Thread overview
Dynamic Minimum width with Format / writefln
Oct 03, 2018
Chris Katko
Oct 03, 2018
Adam D. Ruppe
Oct 03, 2018
Chris Katko
Oct 03, 2018
Adam D. Ruppe
October 03, 2018
 - First, I'm confused. The docs say 's' is "whatever it needs to be". ("he corresponding argument is formatted in a manner consistent with its type:") But what if I specifically want a STRING. Because I only see floats, ints, etc. No forced string types.

 - Second,

This works fine in D:

    printf("%-*s|", col.width-1, col.name.toStringz());

It's a left-aligned, string with a minimum width from the first argument, col.width. (-1 because I'm throwing a pipe symbol on the end.)

Now with writefln:

    writefln("%-*s|", col.width-1, col.name);

Same format specifier, except I don't need a toStringz which is nice. Except it doesn't work and tries to decode col.width-1 into a hexadecimal number and only prints that. ("4D6EF6")

I looked through the docs:

https://dlang.org/phobos/std_format.html

 '%' Position Flags Width Separator Precision FormatChar

Width:
    empty
    Integer
    '*'

But there are then zero examples or explanations of how to use that option. What's going on here?
October 03, 2018
On Wednesday, 3 October 2018 at 00:14:03 UTC, Chris Katko wrote:
> Except it doesn't work and tries to decode col.width-1 into a hexadecimal number and only prints that. ("4D6EF6")

That number certainly isn't col.width (unless you have a width of like millions)...

It looks more like a pointer. What is the type of col.name?
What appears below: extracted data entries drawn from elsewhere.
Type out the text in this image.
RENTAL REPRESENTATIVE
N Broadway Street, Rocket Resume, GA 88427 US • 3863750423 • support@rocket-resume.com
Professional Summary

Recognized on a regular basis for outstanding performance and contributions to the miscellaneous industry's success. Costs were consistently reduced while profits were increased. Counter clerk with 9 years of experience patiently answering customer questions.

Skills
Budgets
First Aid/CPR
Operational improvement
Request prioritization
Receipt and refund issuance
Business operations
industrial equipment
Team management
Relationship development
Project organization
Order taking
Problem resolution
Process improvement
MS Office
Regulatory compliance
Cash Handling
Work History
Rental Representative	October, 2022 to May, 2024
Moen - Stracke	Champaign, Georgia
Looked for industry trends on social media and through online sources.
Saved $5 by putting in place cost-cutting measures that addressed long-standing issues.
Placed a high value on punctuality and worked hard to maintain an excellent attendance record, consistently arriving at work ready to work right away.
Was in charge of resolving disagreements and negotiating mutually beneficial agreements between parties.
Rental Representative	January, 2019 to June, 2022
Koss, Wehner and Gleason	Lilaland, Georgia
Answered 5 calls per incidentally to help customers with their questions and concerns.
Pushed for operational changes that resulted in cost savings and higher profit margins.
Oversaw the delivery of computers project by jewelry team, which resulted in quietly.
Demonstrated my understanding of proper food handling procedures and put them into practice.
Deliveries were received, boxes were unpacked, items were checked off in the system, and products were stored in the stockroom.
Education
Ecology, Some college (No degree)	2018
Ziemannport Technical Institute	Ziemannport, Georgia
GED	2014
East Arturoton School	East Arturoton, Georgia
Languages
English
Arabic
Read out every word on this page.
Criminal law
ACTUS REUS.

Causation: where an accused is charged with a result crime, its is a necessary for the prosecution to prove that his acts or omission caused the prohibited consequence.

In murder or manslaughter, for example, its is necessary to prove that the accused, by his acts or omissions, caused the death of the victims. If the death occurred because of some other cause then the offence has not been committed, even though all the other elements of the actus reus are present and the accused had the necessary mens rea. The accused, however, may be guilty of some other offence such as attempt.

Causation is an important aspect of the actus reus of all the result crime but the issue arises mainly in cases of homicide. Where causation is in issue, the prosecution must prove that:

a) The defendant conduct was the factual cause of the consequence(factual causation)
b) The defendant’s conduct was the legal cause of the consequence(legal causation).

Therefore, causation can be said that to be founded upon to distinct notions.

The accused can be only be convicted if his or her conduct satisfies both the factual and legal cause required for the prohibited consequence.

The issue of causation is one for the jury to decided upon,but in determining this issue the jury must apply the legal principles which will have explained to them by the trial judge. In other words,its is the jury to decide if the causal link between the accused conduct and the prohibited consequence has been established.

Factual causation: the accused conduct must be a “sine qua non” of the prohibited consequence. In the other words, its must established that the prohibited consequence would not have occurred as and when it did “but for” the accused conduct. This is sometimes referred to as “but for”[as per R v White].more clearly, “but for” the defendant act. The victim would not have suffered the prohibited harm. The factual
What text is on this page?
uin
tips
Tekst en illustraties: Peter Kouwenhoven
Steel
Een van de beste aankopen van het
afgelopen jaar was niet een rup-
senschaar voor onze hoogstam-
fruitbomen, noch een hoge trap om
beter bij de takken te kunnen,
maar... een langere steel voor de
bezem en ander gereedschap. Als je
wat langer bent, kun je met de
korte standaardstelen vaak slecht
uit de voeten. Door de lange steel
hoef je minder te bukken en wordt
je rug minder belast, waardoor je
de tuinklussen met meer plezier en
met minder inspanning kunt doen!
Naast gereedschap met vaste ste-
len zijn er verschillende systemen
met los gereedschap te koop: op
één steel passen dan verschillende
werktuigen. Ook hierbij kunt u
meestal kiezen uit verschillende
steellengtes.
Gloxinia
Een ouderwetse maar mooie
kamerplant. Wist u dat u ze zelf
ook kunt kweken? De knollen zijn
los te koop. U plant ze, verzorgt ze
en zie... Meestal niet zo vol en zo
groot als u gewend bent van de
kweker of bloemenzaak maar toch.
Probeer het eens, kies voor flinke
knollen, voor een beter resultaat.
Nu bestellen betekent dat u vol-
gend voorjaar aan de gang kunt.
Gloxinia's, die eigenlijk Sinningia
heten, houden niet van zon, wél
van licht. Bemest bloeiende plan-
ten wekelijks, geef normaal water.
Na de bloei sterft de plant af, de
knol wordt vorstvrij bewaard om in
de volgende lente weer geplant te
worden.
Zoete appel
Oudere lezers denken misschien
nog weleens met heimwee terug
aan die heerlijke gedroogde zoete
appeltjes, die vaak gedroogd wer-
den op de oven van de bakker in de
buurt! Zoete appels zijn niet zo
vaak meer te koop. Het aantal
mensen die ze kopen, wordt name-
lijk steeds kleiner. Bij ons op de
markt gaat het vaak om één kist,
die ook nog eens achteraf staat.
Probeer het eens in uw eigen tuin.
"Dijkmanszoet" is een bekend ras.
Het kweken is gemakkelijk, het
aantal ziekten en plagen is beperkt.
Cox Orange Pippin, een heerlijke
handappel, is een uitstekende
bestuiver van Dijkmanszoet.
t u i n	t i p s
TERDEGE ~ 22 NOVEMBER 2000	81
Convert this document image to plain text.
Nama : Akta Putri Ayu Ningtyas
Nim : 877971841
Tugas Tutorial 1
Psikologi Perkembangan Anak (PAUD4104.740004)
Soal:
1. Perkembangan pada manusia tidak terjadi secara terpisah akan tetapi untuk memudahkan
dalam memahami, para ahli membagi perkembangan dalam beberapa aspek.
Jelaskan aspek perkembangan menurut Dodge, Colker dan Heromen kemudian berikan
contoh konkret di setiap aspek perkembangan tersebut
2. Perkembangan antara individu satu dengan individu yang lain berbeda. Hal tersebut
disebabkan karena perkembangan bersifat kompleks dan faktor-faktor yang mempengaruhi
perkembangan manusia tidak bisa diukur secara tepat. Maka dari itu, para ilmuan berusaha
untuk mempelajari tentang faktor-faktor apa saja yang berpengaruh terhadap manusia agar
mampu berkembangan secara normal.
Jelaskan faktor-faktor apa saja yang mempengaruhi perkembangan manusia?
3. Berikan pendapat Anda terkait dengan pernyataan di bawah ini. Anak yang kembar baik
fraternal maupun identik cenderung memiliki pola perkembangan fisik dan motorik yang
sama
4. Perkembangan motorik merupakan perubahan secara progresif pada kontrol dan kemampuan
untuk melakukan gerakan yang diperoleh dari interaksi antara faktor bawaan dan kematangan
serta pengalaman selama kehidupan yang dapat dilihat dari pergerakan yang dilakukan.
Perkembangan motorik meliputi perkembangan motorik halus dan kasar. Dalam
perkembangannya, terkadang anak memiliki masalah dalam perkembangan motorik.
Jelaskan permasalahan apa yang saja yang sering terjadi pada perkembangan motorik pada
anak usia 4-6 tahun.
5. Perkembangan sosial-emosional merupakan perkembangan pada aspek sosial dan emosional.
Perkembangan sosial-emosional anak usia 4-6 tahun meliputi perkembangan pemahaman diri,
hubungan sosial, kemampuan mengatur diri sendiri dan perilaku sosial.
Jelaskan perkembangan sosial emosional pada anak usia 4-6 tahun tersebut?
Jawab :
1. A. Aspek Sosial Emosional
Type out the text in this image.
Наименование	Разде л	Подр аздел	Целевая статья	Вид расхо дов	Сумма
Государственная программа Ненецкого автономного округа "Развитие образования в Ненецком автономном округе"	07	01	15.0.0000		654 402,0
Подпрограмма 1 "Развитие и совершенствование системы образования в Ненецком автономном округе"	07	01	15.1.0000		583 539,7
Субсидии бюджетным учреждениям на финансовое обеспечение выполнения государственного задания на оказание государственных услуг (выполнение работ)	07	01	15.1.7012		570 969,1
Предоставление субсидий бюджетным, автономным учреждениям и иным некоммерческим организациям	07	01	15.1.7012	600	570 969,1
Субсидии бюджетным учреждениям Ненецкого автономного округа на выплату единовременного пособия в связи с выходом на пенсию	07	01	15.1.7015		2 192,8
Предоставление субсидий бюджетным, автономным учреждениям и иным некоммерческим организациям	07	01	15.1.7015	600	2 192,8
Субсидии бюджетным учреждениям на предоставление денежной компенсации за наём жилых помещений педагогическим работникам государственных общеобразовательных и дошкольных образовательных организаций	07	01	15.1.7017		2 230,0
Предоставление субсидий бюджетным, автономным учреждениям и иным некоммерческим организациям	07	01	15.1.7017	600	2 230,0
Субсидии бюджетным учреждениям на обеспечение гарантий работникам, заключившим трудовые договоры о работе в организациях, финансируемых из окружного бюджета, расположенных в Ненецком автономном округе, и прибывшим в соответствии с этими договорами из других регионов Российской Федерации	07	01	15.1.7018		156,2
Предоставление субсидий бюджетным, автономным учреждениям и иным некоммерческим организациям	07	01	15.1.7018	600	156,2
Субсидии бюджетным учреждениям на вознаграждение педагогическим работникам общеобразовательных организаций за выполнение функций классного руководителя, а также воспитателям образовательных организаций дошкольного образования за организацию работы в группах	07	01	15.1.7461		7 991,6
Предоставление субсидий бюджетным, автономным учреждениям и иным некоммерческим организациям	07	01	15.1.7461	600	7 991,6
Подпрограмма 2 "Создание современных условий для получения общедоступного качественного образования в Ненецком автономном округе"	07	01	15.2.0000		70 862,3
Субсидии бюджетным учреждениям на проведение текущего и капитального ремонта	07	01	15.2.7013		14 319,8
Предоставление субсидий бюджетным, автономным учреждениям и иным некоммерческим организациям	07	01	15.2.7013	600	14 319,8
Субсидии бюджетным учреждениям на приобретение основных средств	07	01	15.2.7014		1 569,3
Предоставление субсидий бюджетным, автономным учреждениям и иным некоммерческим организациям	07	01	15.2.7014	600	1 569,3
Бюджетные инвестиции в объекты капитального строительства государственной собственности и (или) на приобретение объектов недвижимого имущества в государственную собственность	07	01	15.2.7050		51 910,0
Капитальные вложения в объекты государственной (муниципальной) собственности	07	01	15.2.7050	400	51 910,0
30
If it is string, this code should work fine.

I'm guessing it is a char*...
October 03, 2018
On Wednesday, 3 October 2018 at 00:34:33 UTC, Adam D. Ruppe wrote:
> On Wednesday, 3 October 2018 at 00:14:03 UTC, Chris Katko wrote:
>> Except it doesn't work and tries to decode col.width-1 into a hexadecimal number and only prints that. ("4D6EF6")
>
> That number certainly isn't col.width (unless you have a width of like millions)...
>
> It looks more like a pointer. What is the type of col.name? If it is string, this code should work fine.
>
> I'm guessing it is a char*...

I'm not sure how I made this mistake. But it seems to only show up now if I leave .toStringz() with the writefln.

writefln("%-*s<", col.width-1, col.name.toStringz() /* here */);

So maybe I've been staring at code too long tonight and simply missed it?

October 03, 2018
On Wednesday, 3 October 2018 at 01:14:24 UTC, Chris Katko wrote:
> I'm not sure how I made this mistake. But it seems to only show up now if I leave .toStringz() with the writefln.

Yeah.

So what's happening here is toStringz returns the C-style char*, which printf works well with, but writef doesn't trust it and just prints the pointer value instead of trying to traverse it looking for a zero terminator (which might not be there).

Just passing a D string will work consistently.

> So maybe I've been staring at code too long tonight and simply missed it?